A questão não é apenas saber quantas aposentadorias uma pessoa pode acumular legalmente, mas discutir se um sistema que permite a multiplicação de benefícios é compatível com a realidade de milhões de brasileiros que dependem de uma única aposentadoria e precisam cumprir regras cada vez mais rigorosas para obtê-la.
O caso dos ex-governadores
A discussão também continua atual.
Heródoto cita o caso de Roberto Requião, ex-governador do Paraná, que voltou recentemente a receber uma aposentadoria especial vitalícia.
Em julho de 2026, o ministro Gilmar Mendes, do Supremo Tribunal Federal, determinou o restabelecimento do benefício de Requião. A remuneração bruta informada à época era de R$ 37.765,55.
O caso tem uma história jurídica complexa.
Em 2019, o STF havia considerado inconstitucionais as pensões vitalícias concedidas a ex-governadores do Paraná. Em 2011, inclusive, o governo estadual havia cancelado benefícios de ex-governadores que passaram a recebê-los depois da Constituição de 1988, entre eles o próprio Requião.
Anos depois, decisões judiciais permitiram que alguns beneficiários continuassem ou voltassem a receber os valores. Agora, uma nova decisão restabeleceu o benefício de Requião.
Uma realidade diferente para a maioria
O debate sobre aposentadorias de autoridades ganha força quando colocado lado a lado com a realidade do trabalhador comum.
Para a maior parte da população, aposentadoria significa chegar ao fim de uma longa trajetória profissional e passar a depender de um único benefício previdenciário — muitas vezes com valor limitado e sujeito às regras estabelecidas pela legislação.
A possibilidade de acumulação de benefícios por diferentes vínculos ou funções públicas, portanto, produz uma sensação de desigualdade.
De um lado, trabalhadores enfrentam idade mínima, tempo de contribuição e outras exigências para conquistar a aposentadoria. De outro, determinados agentes públicos podem ter direito a benefícios decorrentes de diferentes períodos ou regimes, desde que preenchidos os requisitos legais aplicáveis a cada caso.
O problema é legal ou é justo?
Essa talvez seja a principal provocação deixada por Heródoto Barbeiro.
Uma coisa é perguntar se determinado benefício é legal.

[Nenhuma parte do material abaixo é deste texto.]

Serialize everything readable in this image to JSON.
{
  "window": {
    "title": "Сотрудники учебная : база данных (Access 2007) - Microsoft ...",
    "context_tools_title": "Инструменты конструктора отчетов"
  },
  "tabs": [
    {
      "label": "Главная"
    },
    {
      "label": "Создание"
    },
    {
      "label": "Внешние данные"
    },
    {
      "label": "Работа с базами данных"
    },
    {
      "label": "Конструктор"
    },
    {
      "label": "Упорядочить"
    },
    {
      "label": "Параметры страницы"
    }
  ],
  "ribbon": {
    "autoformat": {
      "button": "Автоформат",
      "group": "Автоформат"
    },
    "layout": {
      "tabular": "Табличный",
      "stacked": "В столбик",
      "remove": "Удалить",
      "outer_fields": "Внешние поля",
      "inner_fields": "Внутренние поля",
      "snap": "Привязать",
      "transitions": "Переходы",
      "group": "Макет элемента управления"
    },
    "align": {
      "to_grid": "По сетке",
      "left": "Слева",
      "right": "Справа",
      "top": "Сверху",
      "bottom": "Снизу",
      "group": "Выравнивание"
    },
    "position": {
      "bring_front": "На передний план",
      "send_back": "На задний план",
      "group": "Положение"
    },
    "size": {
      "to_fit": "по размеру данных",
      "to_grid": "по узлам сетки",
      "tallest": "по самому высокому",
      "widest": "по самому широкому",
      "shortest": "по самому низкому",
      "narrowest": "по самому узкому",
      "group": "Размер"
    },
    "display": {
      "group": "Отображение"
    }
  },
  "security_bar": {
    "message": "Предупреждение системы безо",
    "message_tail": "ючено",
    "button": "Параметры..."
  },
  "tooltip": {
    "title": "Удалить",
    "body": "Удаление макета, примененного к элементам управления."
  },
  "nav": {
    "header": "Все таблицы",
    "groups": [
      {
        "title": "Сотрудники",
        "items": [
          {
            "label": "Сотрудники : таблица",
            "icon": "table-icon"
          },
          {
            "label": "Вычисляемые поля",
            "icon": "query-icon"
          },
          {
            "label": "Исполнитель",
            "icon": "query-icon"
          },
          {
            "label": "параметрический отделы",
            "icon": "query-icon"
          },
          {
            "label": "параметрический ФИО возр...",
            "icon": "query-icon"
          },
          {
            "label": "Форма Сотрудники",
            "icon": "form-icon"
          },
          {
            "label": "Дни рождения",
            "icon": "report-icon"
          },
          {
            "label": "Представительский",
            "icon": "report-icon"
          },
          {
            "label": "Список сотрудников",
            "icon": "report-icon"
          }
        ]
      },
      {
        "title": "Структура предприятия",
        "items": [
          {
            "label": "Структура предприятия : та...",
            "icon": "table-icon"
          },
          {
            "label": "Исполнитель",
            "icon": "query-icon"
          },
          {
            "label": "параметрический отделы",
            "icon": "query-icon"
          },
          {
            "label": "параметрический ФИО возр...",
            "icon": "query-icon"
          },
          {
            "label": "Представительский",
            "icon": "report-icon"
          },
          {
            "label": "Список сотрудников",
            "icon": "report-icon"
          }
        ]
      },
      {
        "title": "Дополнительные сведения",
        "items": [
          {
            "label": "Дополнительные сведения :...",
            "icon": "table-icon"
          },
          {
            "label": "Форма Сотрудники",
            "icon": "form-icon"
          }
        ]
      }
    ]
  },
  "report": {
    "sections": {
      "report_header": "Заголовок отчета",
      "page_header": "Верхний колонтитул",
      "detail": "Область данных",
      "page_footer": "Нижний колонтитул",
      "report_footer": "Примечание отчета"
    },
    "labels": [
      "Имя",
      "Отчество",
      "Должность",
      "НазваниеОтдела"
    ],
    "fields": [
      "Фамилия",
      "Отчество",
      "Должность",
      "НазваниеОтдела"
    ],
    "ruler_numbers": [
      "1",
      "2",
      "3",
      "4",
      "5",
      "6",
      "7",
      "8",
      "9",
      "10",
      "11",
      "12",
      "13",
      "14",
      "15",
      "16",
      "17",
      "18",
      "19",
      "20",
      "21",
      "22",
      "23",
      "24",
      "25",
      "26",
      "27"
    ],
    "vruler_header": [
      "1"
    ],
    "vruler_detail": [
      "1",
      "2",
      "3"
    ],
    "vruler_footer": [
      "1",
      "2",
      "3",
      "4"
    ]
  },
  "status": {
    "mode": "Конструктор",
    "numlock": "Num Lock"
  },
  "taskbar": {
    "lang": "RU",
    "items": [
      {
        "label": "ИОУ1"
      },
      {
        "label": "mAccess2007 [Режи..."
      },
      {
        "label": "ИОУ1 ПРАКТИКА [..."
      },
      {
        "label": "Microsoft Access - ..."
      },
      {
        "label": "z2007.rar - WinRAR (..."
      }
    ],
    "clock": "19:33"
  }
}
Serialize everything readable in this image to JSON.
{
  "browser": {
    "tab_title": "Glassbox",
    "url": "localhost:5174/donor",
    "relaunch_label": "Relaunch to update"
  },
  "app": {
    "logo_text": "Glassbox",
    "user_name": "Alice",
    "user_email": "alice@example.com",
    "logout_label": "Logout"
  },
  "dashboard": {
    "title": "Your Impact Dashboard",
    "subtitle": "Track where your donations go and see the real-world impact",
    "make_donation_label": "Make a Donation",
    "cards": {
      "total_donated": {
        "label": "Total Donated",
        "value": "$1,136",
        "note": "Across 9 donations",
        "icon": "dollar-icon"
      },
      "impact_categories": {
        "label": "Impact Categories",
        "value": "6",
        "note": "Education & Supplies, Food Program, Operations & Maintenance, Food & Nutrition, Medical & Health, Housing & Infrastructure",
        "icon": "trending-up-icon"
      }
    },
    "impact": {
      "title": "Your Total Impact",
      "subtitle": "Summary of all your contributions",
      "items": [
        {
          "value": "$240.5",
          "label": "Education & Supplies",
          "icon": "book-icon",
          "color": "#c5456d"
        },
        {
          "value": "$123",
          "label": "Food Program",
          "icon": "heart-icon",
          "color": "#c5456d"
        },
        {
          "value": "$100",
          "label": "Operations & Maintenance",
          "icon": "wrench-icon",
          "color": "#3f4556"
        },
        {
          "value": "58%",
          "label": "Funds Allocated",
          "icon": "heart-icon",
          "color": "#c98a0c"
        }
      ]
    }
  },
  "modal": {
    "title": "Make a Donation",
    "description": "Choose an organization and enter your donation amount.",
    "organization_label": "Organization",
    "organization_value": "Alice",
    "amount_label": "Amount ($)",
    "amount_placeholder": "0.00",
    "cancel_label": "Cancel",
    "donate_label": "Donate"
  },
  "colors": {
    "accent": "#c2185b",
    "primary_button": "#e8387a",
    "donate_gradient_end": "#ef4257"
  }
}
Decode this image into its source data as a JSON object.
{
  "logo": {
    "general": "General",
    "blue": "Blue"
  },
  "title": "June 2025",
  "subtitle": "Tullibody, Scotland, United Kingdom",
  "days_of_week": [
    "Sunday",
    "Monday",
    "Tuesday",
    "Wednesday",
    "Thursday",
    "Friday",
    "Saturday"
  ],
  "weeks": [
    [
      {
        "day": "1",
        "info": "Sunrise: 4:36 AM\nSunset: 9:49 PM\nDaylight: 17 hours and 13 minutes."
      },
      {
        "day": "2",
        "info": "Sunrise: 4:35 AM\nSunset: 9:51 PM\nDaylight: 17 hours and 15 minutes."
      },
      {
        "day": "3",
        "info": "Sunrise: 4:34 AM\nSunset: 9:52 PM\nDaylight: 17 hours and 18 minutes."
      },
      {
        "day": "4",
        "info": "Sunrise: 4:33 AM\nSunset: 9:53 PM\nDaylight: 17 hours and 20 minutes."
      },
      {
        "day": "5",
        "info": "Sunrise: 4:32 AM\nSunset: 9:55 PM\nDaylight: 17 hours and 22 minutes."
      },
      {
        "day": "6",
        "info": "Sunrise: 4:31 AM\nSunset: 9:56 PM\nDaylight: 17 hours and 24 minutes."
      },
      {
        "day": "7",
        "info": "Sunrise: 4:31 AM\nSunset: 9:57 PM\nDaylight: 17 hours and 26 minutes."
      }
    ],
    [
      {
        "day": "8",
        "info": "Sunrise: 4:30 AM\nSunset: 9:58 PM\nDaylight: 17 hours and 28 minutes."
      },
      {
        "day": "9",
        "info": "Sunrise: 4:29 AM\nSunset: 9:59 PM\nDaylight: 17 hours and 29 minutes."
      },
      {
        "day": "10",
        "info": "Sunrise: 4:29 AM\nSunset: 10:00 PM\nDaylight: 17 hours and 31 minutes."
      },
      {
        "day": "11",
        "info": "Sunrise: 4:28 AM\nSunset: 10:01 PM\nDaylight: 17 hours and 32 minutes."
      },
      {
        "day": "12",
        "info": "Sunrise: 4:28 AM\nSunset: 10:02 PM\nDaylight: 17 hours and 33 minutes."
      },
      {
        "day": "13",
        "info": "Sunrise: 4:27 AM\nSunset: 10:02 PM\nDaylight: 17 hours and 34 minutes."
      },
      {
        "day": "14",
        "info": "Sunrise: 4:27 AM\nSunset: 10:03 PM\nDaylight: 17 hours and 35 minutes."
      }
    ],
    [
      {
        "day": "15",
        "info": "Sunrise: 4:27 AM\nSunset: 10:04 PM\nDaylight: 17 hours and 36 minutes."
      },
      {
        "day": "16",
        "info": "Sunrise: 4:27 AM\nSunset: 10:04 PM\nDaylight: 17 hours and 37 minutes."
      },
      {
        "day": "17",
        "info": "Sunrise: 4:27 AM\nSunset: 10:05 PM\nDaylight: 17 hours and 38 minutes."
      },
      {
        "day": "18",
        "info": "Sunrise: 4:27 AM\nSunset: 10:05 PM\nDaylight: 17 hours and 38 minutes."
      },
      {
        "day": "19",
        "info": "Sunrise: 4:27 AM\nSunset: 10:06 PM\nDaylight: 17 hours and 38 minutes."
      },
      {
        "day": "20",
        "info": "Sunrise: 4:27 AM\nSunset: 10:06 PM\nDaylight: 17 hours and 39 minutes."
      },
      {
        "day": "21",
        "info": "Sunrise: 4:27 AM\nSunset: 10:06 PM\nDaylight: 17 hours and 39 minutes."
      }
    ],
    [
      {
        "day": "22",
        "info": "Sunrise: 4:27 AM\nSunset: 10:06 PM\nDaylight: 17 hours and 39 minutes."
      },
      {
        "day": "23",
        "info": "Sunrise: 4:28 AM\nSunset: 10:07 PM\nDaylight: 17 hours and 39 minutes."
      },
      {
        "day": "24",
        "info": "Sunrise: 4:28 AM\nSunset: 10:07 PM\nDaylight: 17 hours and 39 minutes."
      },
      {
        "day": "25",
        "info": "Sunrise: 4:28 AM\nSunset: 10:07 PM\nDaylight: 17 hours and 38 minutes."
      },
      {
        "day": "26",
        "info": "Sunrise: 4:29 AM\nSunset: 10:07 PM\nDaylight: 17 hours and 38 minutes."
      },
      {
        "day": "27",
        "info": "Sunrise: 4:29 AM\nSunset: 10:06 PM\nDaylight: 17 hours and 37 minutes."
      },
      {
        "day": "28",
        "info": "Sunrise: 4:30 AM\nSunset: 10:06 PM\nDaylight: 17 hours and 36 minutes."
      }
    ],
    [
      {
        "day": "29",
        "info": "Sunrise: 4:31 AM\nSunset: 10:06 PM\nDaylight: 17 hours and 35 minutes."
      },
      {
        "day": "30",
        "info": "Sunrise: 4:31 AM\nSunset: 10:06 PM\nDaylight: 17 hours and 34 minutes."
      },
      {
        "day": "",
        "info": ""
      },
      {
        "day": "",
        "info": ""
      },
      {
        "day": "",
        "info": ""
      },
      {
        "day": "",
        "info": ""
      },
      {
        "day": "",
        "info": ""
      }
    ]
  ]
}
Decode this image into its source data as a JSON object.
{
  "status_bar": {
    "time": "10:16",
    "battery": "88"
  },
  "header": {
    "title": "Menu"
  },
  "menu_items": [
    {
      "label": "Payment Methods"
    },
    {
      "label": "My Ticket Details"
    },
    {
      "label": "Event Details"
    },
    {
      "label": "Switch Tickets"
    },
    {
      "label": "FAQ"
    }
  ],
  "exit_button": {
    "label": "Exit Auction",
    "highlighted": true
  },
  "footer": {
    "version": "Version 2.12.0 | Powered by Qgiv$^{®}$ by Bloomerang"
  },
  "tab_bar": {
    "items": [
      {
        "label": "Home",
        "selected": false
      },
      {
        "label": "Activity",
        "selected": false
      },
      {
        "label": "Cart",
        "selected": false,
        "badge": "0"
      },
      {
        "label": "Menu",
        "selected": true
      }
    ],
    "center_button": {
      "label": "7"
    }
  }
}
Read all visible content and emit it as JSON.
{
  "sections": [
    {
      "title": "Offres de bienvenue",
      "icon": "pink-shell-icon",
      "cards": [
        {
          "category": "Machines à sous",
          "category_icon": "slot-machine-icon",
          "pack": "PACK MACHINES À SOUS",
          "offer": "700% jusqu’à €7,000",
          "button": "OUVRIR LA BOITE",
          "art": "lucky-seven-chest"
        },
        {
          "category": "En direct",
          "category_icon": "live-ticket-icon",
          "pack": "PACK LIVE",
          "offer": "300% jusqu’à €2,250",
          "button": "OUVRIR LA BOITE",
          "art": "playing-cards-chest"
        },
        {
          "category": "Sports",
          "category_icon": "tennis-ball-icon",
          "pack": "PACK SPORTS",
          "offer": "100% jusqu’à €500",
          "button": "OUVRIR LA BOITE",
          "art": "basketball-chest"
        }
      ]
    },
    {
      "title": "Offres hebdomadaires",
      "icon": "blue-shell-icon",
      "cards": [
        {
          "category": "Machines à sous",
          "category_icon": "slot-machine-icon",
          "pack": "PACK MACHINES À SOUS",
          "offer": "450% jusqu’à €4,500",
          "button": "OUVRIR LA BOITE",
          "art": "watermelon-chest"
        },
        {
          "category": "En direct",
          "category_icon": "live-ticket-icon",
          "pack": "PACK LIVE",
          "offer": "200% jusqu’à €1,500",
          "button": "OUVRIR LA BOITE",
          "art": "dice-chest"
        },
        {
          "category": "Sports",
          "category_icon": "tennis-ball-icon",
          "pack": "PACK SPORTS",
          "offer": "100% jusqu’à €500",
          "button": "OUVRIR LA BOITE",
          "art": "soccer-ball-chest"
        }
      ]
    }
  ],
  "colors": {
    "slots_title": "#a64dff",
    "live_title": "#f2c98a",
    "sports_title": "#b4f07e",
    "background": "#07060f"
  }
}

Outra, bastante diferente, é perguntar se ele é justo.
Casos como os lembrados na coluna colocam em discussão o próprio modelo brasileiro de previdência e os privilégios historicamente associados a determinadas carreiras e funções públicas.
A pergunta que permanece é simples: até que ponto o Estado deve permitir que uma mesma pessoa acumule diferentes aposentadorias ou benefícios enquanto a maioria dos trabalhadores depende de uma única renda previdenciária?
A legislação pode estabelecer as regras. A Justiça pode decidir sobre sua aplicação. Mas a sociedade continua tendo o direito de discutir se essas regras fazem sentido.
E, principalmente, quanto elas custam ao contribuinte.